Une représentation féminine encore insuffisante

Le gouvernement de romuald wadagni compte six femmes sur 23 ministres, un chiffre légèrement supérieur à celui du précédent exécutif dirigé par patrice talon (cinq femmes sur 23 membres). Pourtant, malgré la vice-présidence occupée par mariam chabi talata zimé yérima depuis 2021, certains observateurs soulignent que ce rôle reste principalement protocolaire.

À l’Assemblée nationale, la situation n’est pas plus encourageante : sur 109 sièges, seules 28 sont occupés par des femmes (25,7 %), un taux identique à la législature précédente. Ce chiffre s’explique en partie par le code électoral, qui impose un siège par circonscription aux candidates. Pourtant, quatre femmes ont été élues en dehors de ce quota, preuve que les partis politiques peinent à promouvoir l’égalité.

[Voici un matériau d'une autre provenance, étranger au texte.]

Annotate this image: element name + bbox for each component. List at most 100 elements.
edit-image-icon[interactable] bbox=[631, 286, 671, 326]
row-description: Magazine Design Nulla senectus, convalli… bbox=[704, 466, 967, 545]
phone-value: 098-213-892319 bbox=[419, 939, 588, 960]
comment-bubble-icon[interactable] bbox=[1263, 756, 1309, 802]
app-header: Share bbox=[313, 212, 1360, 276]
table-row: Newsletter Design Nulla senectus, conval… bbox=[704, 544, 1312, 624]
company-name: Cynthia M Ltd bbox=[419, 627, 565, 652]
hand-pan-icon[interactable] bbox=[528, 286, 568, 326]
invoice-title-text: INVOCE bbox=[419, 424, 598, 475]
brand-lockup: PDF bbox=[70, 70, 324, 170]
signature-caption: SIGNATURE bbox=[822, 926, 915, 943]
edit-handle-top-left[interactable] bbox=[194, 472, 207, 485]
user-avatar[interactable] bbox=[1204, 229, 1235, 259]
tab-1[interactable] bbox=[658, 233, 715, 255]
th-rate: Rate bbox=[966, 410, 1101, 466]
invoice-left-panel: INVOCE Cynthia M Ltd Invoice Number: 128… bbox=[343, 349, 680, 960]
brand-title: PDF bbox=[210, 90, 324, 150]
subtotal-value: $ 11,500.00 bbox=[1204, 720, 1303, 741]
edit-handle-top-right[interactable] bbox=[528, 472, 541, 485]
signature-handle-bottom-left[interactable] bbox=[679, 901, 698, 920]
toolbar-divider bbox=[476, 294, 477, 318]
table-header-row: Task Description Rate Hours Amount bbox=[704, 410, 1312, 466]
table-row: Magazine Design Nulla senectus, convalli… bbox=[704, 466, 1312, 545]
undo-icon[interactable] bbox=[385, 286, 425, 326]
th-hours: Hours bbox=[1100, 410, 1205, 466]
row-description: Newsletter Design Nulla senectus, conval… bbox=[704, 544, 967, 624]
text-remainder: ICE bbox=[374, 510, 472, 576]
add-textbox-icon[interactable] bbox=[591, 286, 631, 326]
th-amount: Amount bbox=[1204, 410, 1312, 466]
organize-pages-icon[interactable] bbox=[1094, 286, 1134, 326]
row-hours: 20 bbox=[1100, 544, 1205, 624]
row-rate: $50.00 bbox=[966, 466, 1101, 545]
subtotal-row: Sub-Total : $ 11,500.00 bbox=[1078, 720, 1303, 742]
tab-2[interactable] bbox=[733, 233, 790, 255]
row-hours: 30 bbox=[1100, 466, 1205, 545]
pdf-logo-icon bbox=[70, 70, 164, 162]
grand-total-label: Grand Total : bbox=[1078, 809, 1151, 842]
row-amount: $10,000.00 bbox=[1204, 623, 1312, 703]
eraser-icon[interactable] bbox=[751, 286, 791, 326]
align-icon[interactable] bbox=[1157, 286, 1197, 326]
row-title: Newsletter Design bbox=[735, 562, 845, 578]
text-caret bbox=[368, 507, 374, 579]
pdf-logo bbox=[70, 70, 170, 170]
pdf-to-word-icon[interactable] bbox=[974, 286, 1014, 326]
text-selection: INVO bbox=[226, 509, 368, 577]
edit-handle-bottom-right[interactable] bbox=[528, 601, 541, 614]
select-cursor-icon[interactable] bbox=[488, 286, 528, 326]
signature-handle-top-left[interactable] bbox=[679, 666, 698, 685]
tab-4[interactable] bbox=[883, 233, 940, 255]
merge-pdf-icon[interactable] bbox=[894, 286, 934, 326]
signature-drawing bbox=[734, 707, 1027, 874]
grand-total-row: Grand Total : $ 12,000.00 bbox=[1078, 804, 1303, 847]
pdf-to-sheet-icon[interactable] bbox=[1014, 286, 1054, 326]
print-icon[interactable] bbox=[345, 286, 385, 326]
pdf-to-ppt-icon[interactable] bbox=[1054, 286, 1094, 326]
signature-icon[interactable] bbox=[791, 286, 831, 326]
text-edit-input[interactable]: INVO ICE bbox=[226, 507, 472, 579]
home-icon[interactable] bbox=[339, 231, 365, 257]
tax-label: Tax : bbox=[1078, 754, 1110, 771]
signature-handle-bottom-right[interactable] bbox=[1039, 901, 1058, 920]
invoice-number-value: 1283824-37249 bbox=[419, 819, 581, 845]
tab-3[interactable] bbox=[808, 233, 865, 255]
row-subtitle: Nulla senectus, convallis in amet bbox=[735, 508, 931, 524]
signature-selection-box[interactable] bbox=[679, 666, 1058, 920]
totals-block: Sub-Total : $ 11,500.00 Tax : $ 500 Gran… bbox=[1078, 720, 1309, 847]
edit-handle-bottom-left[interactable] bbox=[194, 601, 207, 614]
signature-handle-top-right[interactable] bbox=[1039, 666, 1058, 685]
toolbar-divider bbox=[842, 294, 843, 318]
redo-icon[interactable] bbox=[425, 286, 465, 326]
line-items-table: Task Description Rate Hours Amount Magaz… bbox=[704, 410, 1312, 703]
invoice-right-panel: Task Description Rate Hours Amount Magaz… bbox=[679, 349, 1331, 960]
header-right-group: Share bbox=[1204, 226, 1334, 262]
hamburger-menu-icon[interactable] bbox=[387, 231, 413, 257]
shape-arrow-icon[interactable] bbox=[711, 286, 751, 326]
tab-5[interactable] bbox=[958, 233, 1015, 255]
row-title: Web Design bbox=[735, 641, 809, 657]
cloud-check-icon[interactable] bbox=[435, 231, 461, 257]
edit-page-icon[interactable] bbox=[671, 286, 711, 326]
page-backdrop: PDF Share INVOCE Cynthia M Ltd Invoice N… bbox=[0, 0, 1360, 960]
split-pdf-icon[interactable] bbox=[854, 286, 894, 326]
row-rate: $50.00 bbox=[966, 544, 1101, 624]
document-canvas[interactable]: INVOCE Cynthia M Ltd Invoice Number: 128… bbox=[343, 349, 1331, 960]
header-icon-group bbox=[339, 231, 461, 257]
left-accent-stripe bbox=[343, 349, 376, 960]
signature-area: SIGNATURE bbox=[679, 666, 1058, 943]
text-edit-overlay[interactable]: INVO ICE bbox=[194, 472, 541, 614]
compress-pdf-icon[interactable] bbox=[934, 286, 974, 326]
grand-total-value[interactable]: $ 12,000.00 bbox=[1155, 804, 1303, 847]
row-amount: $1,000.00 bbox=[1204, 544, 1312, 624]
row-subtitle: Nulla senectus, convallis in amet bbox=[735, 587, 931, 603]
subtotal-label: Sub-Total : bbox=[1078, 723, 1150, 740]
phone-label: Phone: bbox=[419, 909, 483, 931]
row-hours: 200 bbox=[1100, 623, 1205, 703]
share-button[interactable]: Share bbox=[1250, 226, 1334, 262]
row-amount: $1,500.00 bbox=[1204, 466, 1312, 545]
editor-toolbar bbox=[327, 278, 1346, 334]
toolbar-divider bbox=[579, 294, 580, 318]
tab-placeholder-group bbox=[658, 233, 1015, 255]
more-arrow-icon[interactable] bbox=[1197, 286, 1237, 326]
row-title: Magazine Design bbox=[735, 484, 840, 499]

« Le système des quotas a permis d’augmenter le nombre de femmes élues, mais cela ne suffit pas, explique wuldath moussa mama. Il faut aussi travailler sur l’inclusion réelle au sein des partis, en offrant aux femmes des formations et des responsabilités adaptées. »

Malgré ces avancées symboliques, la route vers une parité effective reste longue pour les femmes béninoises en politique.